I recently read an article in the Wall Street Journal about a woman who invested a majority of her money in the housing market, suffered the results of the 2008 market crash, and now has moved and reduced her expenses to live a decent retirement.
This certainly isn’t the only story of baby boomers trying to sort out a comfortable retirement. The article cites that in 2012 about 43% of people age 65 and older are in debt. I personally know one of those people.
I am very close with my grandma. She has lived next door to me my whole life. She has been at every barbeque, class recital, and even came to my senior thesis presentation. Now, I live with her to keep an eye on her.
Her home as been in our family since it was built. Our family, Herman and Wilhelmina came from Germany and bought a large parcel of land. They built a cabin on the land and then sold other pieces off to other good Germans. The family continued to build on the cabin and turned it into a two-story home that now is about 100 years old.

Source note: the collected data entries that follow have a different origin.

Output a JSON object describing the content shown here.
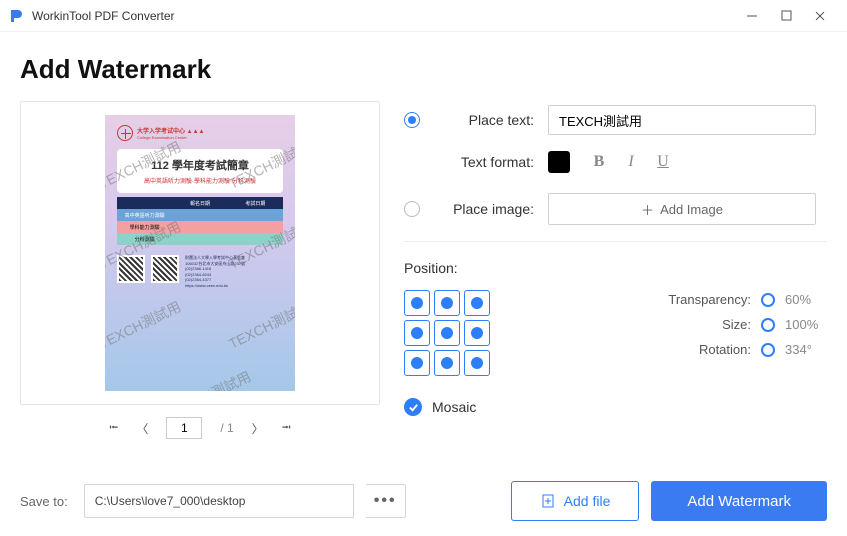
{
  "window": {
    "title": "WorkinTool PDF Converter"
  },
  "page": {
    "heading": "Add Watermark"
  },
  "preview": {
    "doc": {
      "logotext": "大学入学考试中心 ▲▲▲",
      "logosub": "College Examination Center",
      "card_title": "112 學年度考試簡章",
      "card_sub": "高中英語听力測驗·學科能力測驗·分科測驗",
      "th1": "",
      "th2": "報名日期",
      "th3": "考試日期",
      "tr1a": "高中英語听力測驗",
      "tr2a": "學科能力測驗",
      "tr3a": "分科測驗",
      "info1": "財團法人大學入學考試中心基金會",
      "info2": "106032台北市大安區舟山路237號",
      "info3": "(02)2366-1416",
      "info4": "(02)2364-8243",
      "info5": "(02)2364-4377",
      "info6": "https://www.ceec.edu.tw"
    },
    "watermark_text": "TEXCH測試用",
    "pager": {
      "current": "1",
      "total": "/ 1"
    }
  },
  "settings": {
    "place_text_label": "Place text:",
    "place_text_value": "TEXCH測試用",
    "text_format_label": "Text format:",
    "bold": "B",
    "italic": "I",
    "underline": "U",
    "place_image_label": "Place image:",
    "add_image_btn": "Add Image",
    "position_label": "Position:",
    "transparency_label": "Transparency:",
    "transparency_value": "60%",
    "size_label": "Size:",
    "size_value": "100%",
    "rotation_label": "Rotation:",
    "rotation_value": "334°",
    "mosaic_label": "Mosaic"
  },
  "footer": {
    "save_to_label": "Save to:",
    "save_to_path": "C:\\Users\\love7_000\\desktop",
    "add_file": "Add file",
    "add_watermark": "Add Watermark"
  }
}
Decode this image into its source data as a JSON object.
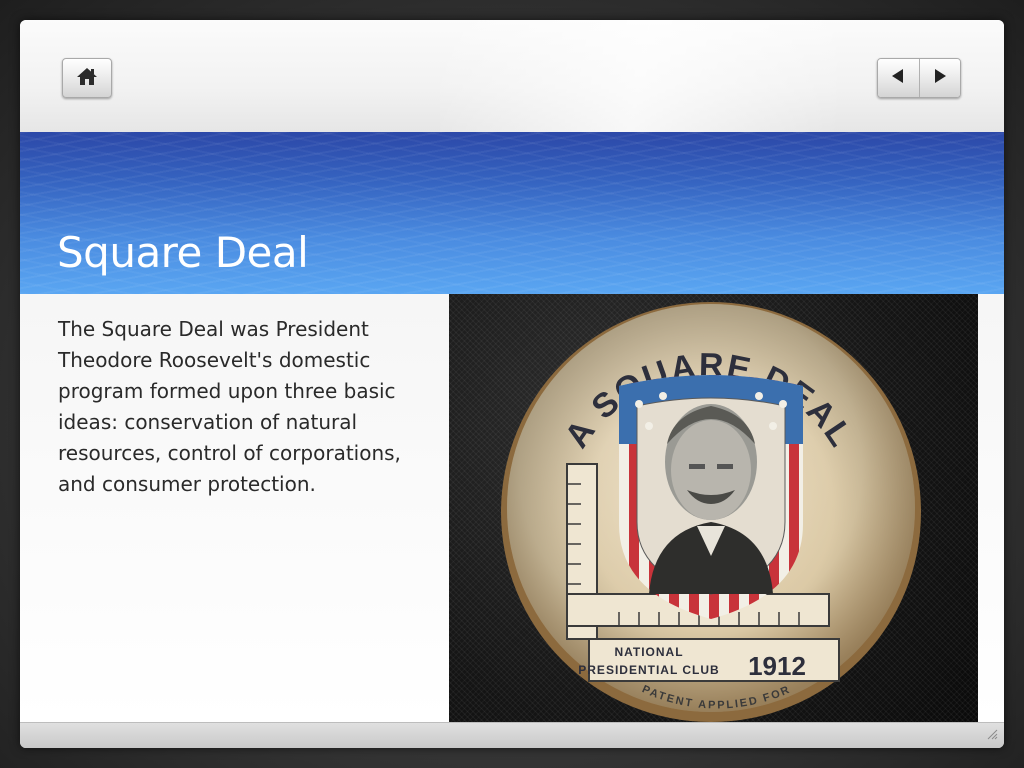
{
  "nav": {
    "home_icon": "home-icon",
    "prev_icon": "triangle-left-icon",
    "next_icon": "triangle-right-icon"
  },
  "slide": {
    "title": "Square Deal",
    "body": "The Square Deal was President Theodore Roosevelt's domestic program formed upon three basic ideas: conservation of natural resources, control of corporations, and consumer protection."
  },
  "image": {
    "button_top_text": "A SQUARE DEAL",
    "banner_line1": "NATIONAL",
    "banner_line2": "PRESIDENTIAL CLUB",
    "year": "1912",
    "bottom_text": "PATENT APPLIED FOR"
  },
  "colors": {
    "title_band_top": "#2c48a8",
    "title_band_bottom": "#5aa6f2",
    "title_text": "#ffffff",
    "body_text": "#2a2a2a"
  }
}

This house is more than just a place to live. It is our family and our history. My grandma inherited the home from her “Pa” when she was in her early 20s. She’s always had a mortgage. They needed to take out a loan to build the second story, and since then it’s always stuck around. It’s been there through refinancing and new roofs.
Now, my sentimental grandma is 72 with a $60,000 mortgage. She has a tough time with money in general, so it’s not surprising - just sad considering the home has been in our family for so long.
It’s my mission to help her in any way I can. I’ve already started to pay the water bills for her and helped her buy a new dryer last month. My game plan and motivation for paying off my own debt is to then take on the house and get it finished up. I hope my granny is around for a long time, but getting it paid off early for her would be a big relief.